5.       With properly or autosized systems, E+ always displays the same exactly-at-setpoint as you are showing.  I am not sure why HAP shows that the room is 1-2F away from setpoint.

6.       In the E+ Loads chart, there appears to be NO load from “Computer + Equip” and “Lighting” appears only during mid-day.

7.       In the “HAP loads” chart, Window Transmission is always a positive load; I suspect that the outdoor temp falls below zone setpoint at some time during the night, so this should be a negative load.

Executive summary:  Load calculations are the stuff of which lawsuits are made if done poorly, so you want to be well informed about how your software is responding to your inputs.  HAP was, I think, primarily a load calc program that evolved to do energy calculations.  EnergyPlus was an energy calculation program that, with proper inputs can be used for load calculations.  You may want to nose around or ask a question on the E+ forum (http://tech.groups.yahoo.com/group/EnergyPlus_Support/ ) or on the E+ Help Desk site (http://energyplus.helpserve.com/ ) for more on this topic.
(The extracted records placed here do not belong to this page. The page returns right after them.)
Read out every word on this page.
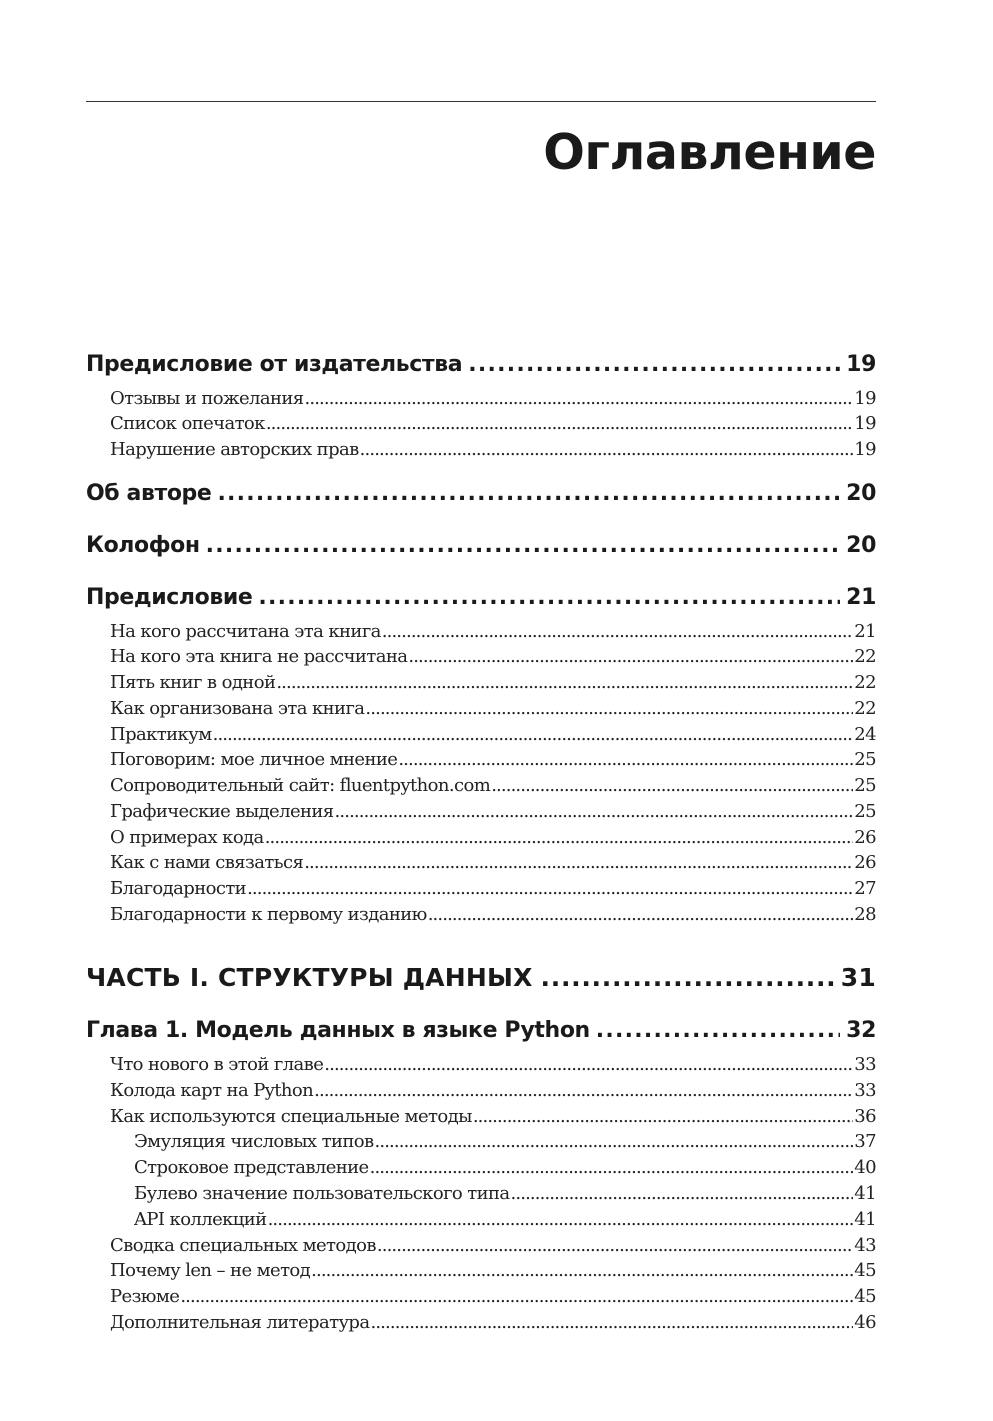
Оглавление
Предисловие от издательства . . .	19
Отзывы и пожелания . . .	19
Список опечаток . . .	19
Нарушение авторских прав . . .	19
Об авторе . . .	20
Колофон . . .	20
Предисловие . . .	21
На кого рассчитана эта книга . . .	21
На кого эта книга не рассчитана . . .	22
Пять книг в одной . . .	22
Как организована эта книга . . .	22
Практикум . . .	24
Поговорим: мое личное мнение . . .	25
Сопроводительный сайт: fluentpython.com . . .	25
Графические выделения . . .	25
О примерах кода . . .	26
Как с нами связаться . . .	26
Благодарности . . .	27
Благодарности к первому изданию . . .	28
ЧАСТЬ I. СТРУКТУРЫ ДАННЫХ . . .	31
Глава 1. Модель данных в языке Python . . .	32
Что нового в этой главе . . .	33
Колода карт на Python . . .	33
Как используются специальные методы . . .	36
Эмуляция числовых типов . . .	37
Строковое представление . . .	40
Булево значение пользовательского типа . . .	41
API коллекций . . .	41
Сводка специальных методов . . .	43
Почему len – не метод . . .	45
Резюме . . .	45
Дополнительная литература . . .	46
From: bldg-sim-bounces at lists.onebuilding.org<mailto:bldg-sim-bounces at lists.onebuilding.org> [mailto:bldg-sim-bounces at lists.onebuilding.org] On Behalf Of Hall, Brendan
Sent: Thursday, July 05, 2012 2:43 PM
To: bldg-sim at lists.onebuilding.org<mailto:bldg-sim at lists.onebuilding.org>
Subject: [Bldg-sim] Cooling Design Calc Methods

Hey all,

I am looking at an energy plus based sim program and one of the major selling points would be doing the load calcs in the same program as the energy modeling. From what I have read, the heat balance method that E+ uses should be more accurate than the transfer function method that a widely used load calc program like HAP would use. However the results are different so I wanted to get people’s thoughts on the subject.

I did a test case, a 20 x 20 office space (384 ft conditioned area) with one southern facing window.

-          10 ft tall

-          4 People

-          1 W/ft2 Lighting

-          0.5 W/ft2 Equipment

-          ASHRAE Office default schedules

-          Basic Walls and Roof, ASHRAE minimum windows (U=.55,SHGC=.4)

-          Design Weather – 95 db / 75 wb

I’m attaching some of the results, but overall the E+ calc has a lower peak load. Occupant, lighting and plug loads seem to follow their schedules. HAP looks like it very heavily weights the delayed load effect (TFM) even though I used a medium weight (70lb/ft2) wall (fyi - changing it to a lightweight wall has some but not a huge effect). HAP also ignores the slab heat loss in its cooling calculations. This shows up most clearly in the unoccupied zone temperature. In HAP the residual loads drive the temperature up to 82 where in the E+ calc the slab loss dominates, driving the temperature into the 60s. I could see leaving it out of the peak to be conservative but then allowing the unocc temperature to jump up overnight and having to deal with that load seems a bit too unrealistic. HAP also seems to over predict the peak roof conduction gain, probably due to the use of the sol-air temperatures, which I have read can over predict gains.

I tend to want to believe the E+ analysis because I know that it’s calculation methods are in general more rigorous but I am very interested what others may think, sim engines are known for being poor design load predictors (I’m looking at you eQuest) and HAP is a very established and trusted program.

Thanks in advance for anyone that feels like diving into this with me.